Normally, when the heart pumps, the right side takes in blood from the body and sends it to the lungs to get fresh oxygen. That oxygen-loaded blood then goes to the heart's left side, which pumps it out to the rest of the body.
The main pulmonary artery is the vessel that carries blood from the heart to the lungs. The one that sends it out to the body is the aorta. A valve in each artery controls the flow to make sure the blood follows its regular route.
With truncus arteriosus, those vessels don't become separate channels. The baby has only one large artery that carries blood to the lungs and body.
A baby born with this condition also usually has just one valve instead of two controlling the blood flow out of the heart, and that valve often has problems. It can be too thick or too narrow, which means too little blood can get to the lungs. Or it can leak, and that means blood gets back into the heart.
In most cases, there's also a hole in the wall that separates the lower chambers of the heart from each other. That means oxygen-rich and oxygen-poor blood can mix together.
Truncus arteriosus happens in about 1 of every 10,000 babies born -- roughly 300 times a year in the United States.
Causes and Risk Factors
Like with most birth defects, doctors don't know what causes truncus arteriosus. But some things can raise the odds of a child being born with heart problems. These include things involving the mother, such as:
- They have an illness during pregnancy, such as rubella or diabetes, that's not managed properly.
- They smoke during pregnancy.
- They have a family history of heart defects or genetic disorders, like DiGeorge's syndrome, which can cause several body systems not to develop right in the womb.
- They take medications that aren't recommended during pregnancy.
Symptoms and Diagnosis
A baby with this birth defect has less oxygen in their blood than normal. That can make the skin around their mouth or fingernails look slightly blue. Their breathing is often rapid and they may wheeze. Their pulse pounds and they don't eat well.
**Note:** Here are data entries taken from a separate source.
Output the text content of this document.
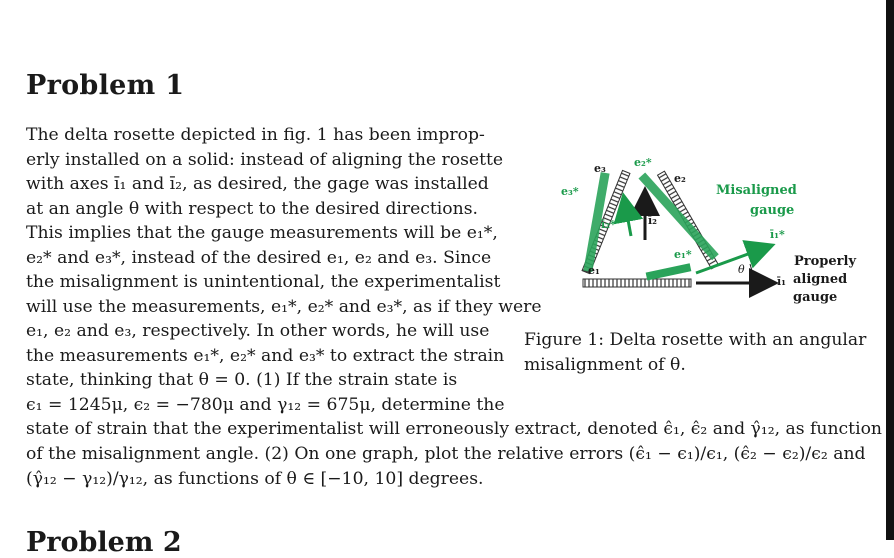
Problem 1
The delta rosette depicted in fig. 1 has been improp-
erly installed on a solid: instead of aligning the rosette
with axes ı̄₁ and ı̄₂, as desired, the gage was installed
at an angle θ with respect to the desired directions.
This implies that the gauge measurements will be e₁*,
e₂* and e₃*, instead of the desired e₁, e₂ and e₃. Since
the misalignment is unintentional, the experimentalist
will use the measurements, e₁*, e₂* and e₃*, as if they were
e₁, e₂ and e₃, respectively. In other words, he will use
the measurements e₁*, e₂* and e₃* to extract the strain
state, thinking that θ = 0. (1) If the strain state is
ϵ₁ = 1245μ, ϵ₂ = −780μ and γ₁₂ = 675μ, determine the
state of strain that the experimentalist will erroneously extract, denoted ϵ̂₁, ϵ̂₂ and γ̂₁₂, as function
of the misalignment angle. (2) On one graph, plot the relative errors (ϵ̂₁ − ϵ₁)/ϵ₁, (ϵ̂₂ − ϵ₂)/ϵ₂ and
(γ̂₁₂ − γ₁₂)/γ₁₂, as functions of θ ∈ [−10, 10] degrees.
θ
e₃
e₃*
e₂*
e₂
e₁
e₁*
ī₂
ī₂*
ī₁
ī₁*
Misaligned
gauge
Properly
aligned
gauge
Figure 1: Delta rosette with an angular
misalignment of θ.
Problem 2
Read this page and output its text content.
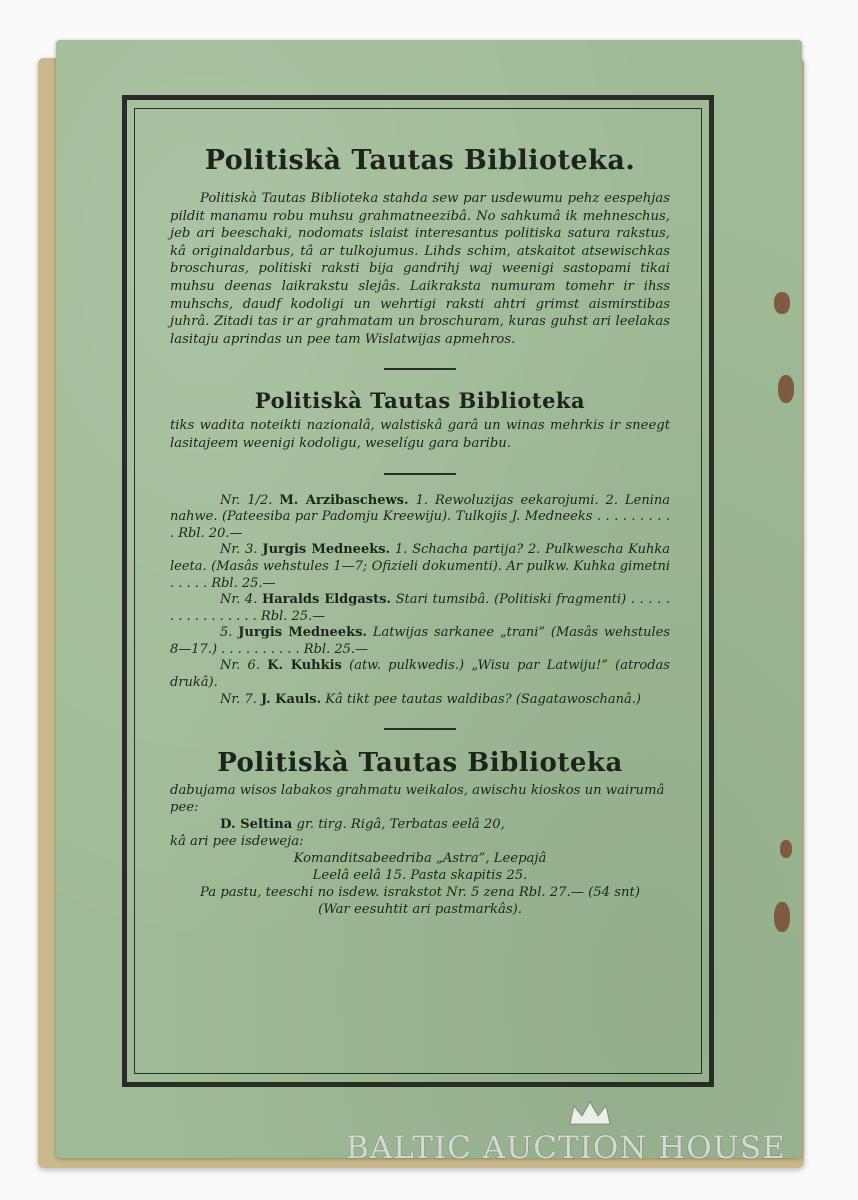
Politiskà Tautas Biblioteka.

Politiskà Tautas Biblioteka stahda sew par usdewumu pehz eespehjas pildit manamu robu muhsu grahmatneezibâ. No sahkumâ ik mehneschus, jeb ari beeschaki, nodomats islaist interesantus politiska satura rakstus, kâ originaldarbus, tâ ar tulkojumus. Lihds schim, atskaitot atsewischkas broschuras, politiski raksti bija gandrihj waj weenigi sastopami tikai muhsu deenas laikrakstu slejâs. Laikraksta numuram tomehr ir ihss muhschs, daudf kodoligi un wehrtigi raksti ahtri grimst aismirstibas juhrâ. Zitadi tas ir ar grahmatam un broschuram, kuras guhst ari leelakas lasitaju aprindas un pee tam Wislatwijas apmehros.

Politiskà Tautas Biblioteka

tiks wadita noteikti nazionalâ, walstiskâ garâ un winas mehrkis ir sneegt lasitajeem weenigi kodoligu, weselígu gara baribu.

Nr. 1/2. M. Arzibaschews. 1. Rewoluzijas eekarojumi. 2. Lenina nahwe. (Pateesiba par Padomju Kreewiju). Tulkojis J. Medneeks . . . . . . . . . . Rbl. 20.—

Nr. 3. Jurgis Medneeks. 1. Schacha partija? 2. Pulkwescha Kuhka leeta. (Masâs wehstules 1—7; Ofizieli dokumenti). Ar pulkw. Kuhka gimetni . . . . . Rbl. 25.—

Nr. 4. Haralds Eldgasts. Stari tumsibâ. (Politiski fragmenti) . . . . . . . . . . . . . . . . Rbl. 25.—

5. Jurgis Medneeks. Latwijas sarkanee „trani” (Masâs wehstules 8—17.) . . . . . . . . . . Rbl. 25.—

Nr. 6. K. Kuhkis (atw. pulkwedis.) „Wisu par Latwiju!” (atrodas drukâ).

Nr. 7. J. Kauls. Kâ tikt pee tautas waldibas? (Sagatawoschanâ.)

Politiskà Tautas Biblioteka

dabujama wisos labakos grahmatu weikalos, awischu kioskos un wairumâ pee:

D. Seltina gr. tirg. Rigâ, Terbatas eelâ 20,

kâ ari pee isdeweja:

Komanditsabeedriba „Astra”, Leepajâ

Leelâ eelâ 15. Pasta skapitis 25.

Pa pastu, teeschi no isdew. israkstot Nr. 5 zena Rbl. 27.— (54 snt)

(War eesuhtit ari pastmarkâs).

BALTIC AUCTION HOUSE
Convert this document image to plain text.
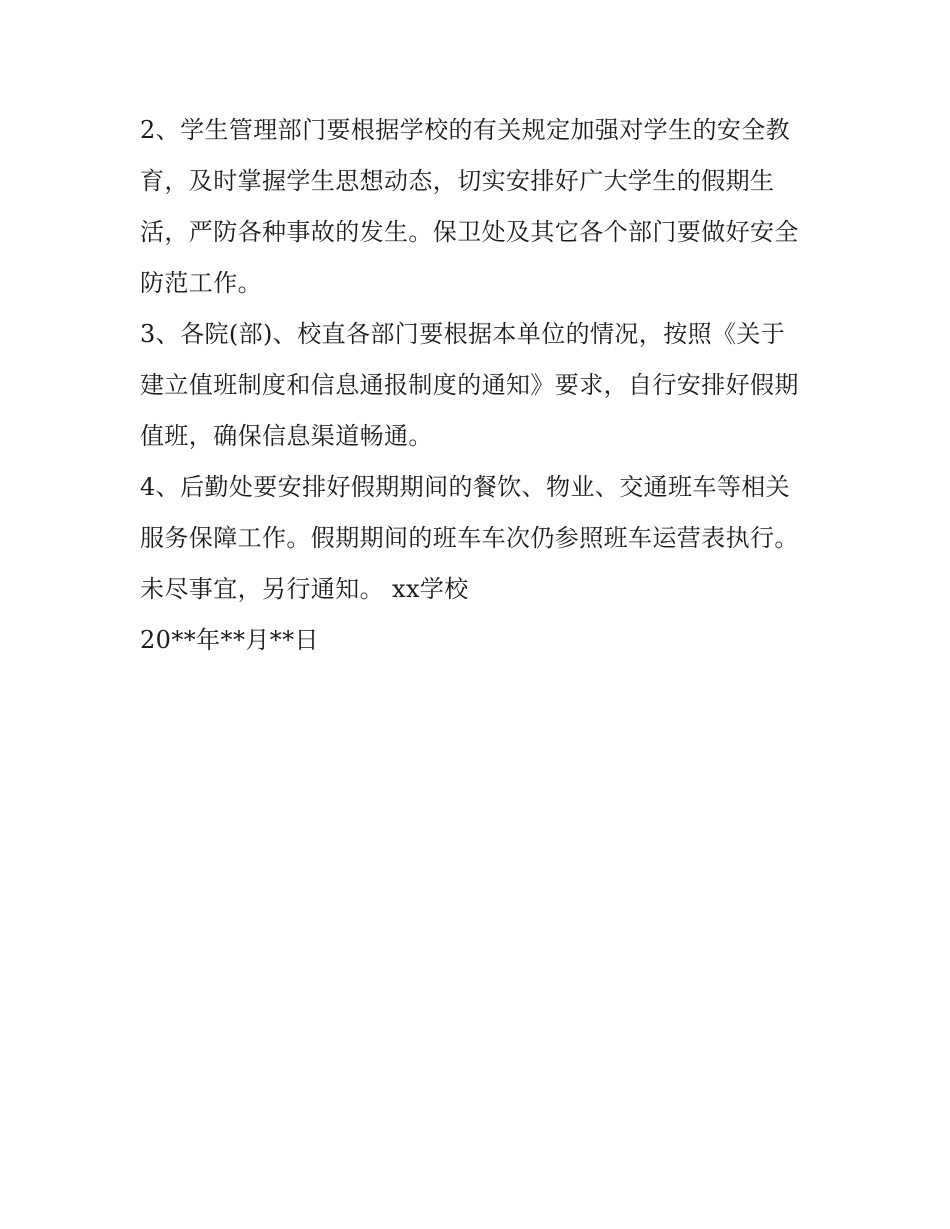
2、学生管理部门要根据学校的有关规定加强对学生的安全教
育，及时掌握学生思想动态，切实安排好广大学生的假期生
活，严防各种事故的发生。保卫处及其它各个部门要做好安全
防范工作。
3、各院(部)、校直各部门要根据本单位的情况，按照《关于
建立值班制度和信息通报制度的通知》要求，自行安排好假期
值班，确保信息渠道畅通。
4、后勤处要安排好假期期间的餐饮、物业、交通班车等相关
服务保障工作。假期期间的班车车次仍参照班车运营表执行。
未尽事宜，另行通知。 xx学校
20**年**月**日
To correct the problem, surgery is done on the baby's heart within the first two weeks after birth. Before the procedure, the infant might be given drugs to make their heart stronger and help their body get rid of fluid.
The surgeon will make the single blood vessel into two by putting in a tube, called a conduit, with an artificial heart valve in it. That will connect the right side of the heart to the blood vessel that goes to the lungs. This is known as a Rastelli repair.
The original single blood vessel then becomes the aorta and carries oxygen-rich blood from the heart to the body. A patch made of fabric -- or sometimes tissue from the outside of the heart -- closes the hole between the two sides of the heart.
After the surgery, the baby will spend several days in the hospital and may need pain medication, like acetaminophen (Tylenol) or ibuprofen (Advil or Motrin). It will take a few weeks for them to fully recover, and they'll probably need more rest than usual in that time.
Outlook and Follow-Up Care
Surgery is successful in more than 90% of infants who have it. But a child born with the condition will need follow-up surgeries and regular checkups with a heart doctor (called a cardiologist) for the rest of their life.